Before training the model, you need to preprocess the data. The dataloaders directory contains scripts for preprocessing different datasets:
preprocess_UP.py: To preprocess the Universal Proposition dataset.preprocess_nombank.py: To preprocess the NomBank dataset. Modified from this implementationpre-process.py: To preprocess both datasets.
To run these scripts, you need to adjust the paths and parameters according to your setup. These are the links to download the datasets:
For the paths to adjust in the script to preprocess the nomBank dataset make reference to this repository. Note, you also need to adjust the paths and download ALGNLP_2 data.
The core model is defined in model.py, including the SRL_MODEL model class which extends a pre-trained transformer model based on BERT architecture.
For more details on the model architecture, refer to the project report.
The training script is managed by train/main.py. The datasets need to be properly preprocessed and available in the datasets/preprocessed directory.
In the script it's possible to define the tests to run, the model hyperparameters, here is an example of the hyperparameters:
tests = {
"SRL_DISTILBERT": {
"model_name": "distilbert-base-uncased", # name of the encoder model to use
"combine_method": "gating", # how to combine the predicate and word representations, can be "sum", "concat", "soft_attention", "gating"
"role_layers": [256], # hidden dimensions of the role classifier
"norm_layer": True, # whether to apply layer normalization
"proj_dim": 512, # dimension of the projection layer
"relation_proj": True, # whether to project the relation representation
"role_RNN": True, # whether to use a LSTM layer in the role classifier
"RNN_type": "GRU", # type of RNN layer "RNN", "LSTM", "GRU"
"train_encoder": True, # whether to train the encoder
"train_embedding_layer": True, # whether to train the embedding layer
"dropout_prob": 0.5, # dropout rate
},
}For more information on how these modify the model refer to the documentation in the model.py file.
The metrics used are Precision, Recall, and F1-score.
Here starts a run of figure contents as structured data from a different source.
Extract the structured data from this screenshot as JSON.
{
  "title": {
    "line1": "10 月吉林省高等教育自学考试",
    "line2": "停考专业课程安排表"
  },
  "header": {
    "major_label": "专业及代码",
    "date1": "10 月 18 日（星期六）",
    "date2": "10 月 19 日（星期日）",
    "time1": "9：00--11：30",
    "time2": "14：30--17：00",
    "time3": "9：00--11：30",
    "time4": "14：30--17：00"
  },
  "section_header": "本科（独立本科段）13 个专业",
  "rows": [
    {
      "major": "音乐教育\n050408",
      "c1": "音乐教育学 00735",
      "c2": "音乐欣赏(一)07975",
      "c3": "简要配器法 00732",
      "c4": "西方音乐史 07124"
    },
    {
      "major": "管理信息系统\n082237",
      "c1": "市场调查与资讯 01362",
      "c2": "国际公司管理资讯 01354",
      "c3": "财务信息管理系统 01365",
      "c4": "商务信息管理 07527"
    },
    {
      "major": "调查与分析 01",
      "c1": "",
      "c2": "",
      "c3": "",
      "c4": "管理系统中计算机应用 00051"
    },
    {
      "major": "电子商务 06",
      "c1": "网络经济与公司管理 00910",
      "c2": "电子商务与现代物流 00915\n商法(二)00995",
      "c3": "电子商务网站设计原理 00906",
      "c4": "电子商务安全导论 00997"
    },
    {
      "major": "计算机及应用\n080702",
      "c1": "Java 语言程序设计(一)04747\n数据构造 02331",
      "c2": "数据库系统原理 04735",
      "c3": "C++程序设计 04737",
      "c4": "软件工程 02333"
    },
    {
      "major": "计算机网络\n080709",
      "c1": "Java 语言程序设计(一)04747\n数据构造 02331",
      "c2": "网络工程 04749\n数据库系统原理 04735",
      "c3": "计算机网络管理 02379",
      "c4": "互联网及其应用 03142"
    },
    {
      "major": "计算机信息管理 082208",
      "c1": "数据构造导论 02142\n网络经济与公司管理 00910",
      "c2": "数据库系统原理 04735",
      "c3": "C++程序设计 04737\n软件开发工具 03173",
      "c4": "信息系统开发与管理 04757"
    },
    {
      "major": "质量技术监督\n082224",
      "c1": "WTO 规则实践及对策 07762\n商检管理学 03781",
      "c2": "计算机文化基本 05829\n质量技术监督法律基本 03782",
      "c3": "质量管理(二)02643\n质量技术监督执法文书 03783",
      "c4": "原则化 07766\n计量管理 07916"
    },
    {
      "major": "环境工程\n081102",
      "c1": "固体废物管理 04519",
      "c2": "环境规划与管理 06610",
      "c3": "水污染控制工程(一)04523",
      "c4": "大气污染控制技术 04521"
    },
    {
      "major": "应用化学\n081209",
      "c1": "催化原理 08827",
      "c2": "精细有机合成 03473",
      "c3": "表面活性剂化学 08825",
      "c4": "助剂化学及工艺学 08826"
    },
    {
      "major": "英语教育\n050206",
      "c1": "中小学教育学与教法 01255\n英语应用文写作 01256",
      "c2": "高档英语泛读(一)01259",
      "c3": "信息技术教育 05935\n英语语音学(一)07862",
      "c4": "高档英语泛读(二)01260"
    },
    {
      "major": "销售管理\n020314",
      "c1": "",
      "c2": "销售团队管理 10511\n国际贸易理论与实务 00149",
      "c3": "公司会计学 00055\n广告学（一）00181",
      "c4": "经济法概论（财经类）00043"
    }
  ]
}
These metrics are computed for both the identification of prepositions and the classification of semantic roles in the sentences.
To compute these metrics for the models in the models directory you can ran the script train/evaluation.py which will evaluate all the models in the directory and save the results to a json file. When calling the script you can choose what argument span identification strategy to evaluate using the --top and --concat flags. You can also control the confidence threshold for the span identification using the --threshold value flag.
For example:
bash python ./train/evaluation.py --top --threshold 0.75
There are two scripts for inference:
inference.py: This script allows you to make predictions on new sentences from the terminal, to use it you need to adjust the paths and have a trained model available with its configuration json file.interactive_KG.py: This script generates an interactive Knowledge Graph using as input a file (the default file istext.txtfrom the root directory of the repository) or a wikipedia page. To use it you need to set up an instance of Neo4j and adjust the credentials in the script.
The checkpoints and configuration files for the trained models are available in the following drive folder. The evaluation metrics for the models are available in the following drive folder
This project is licensed under the MIT License.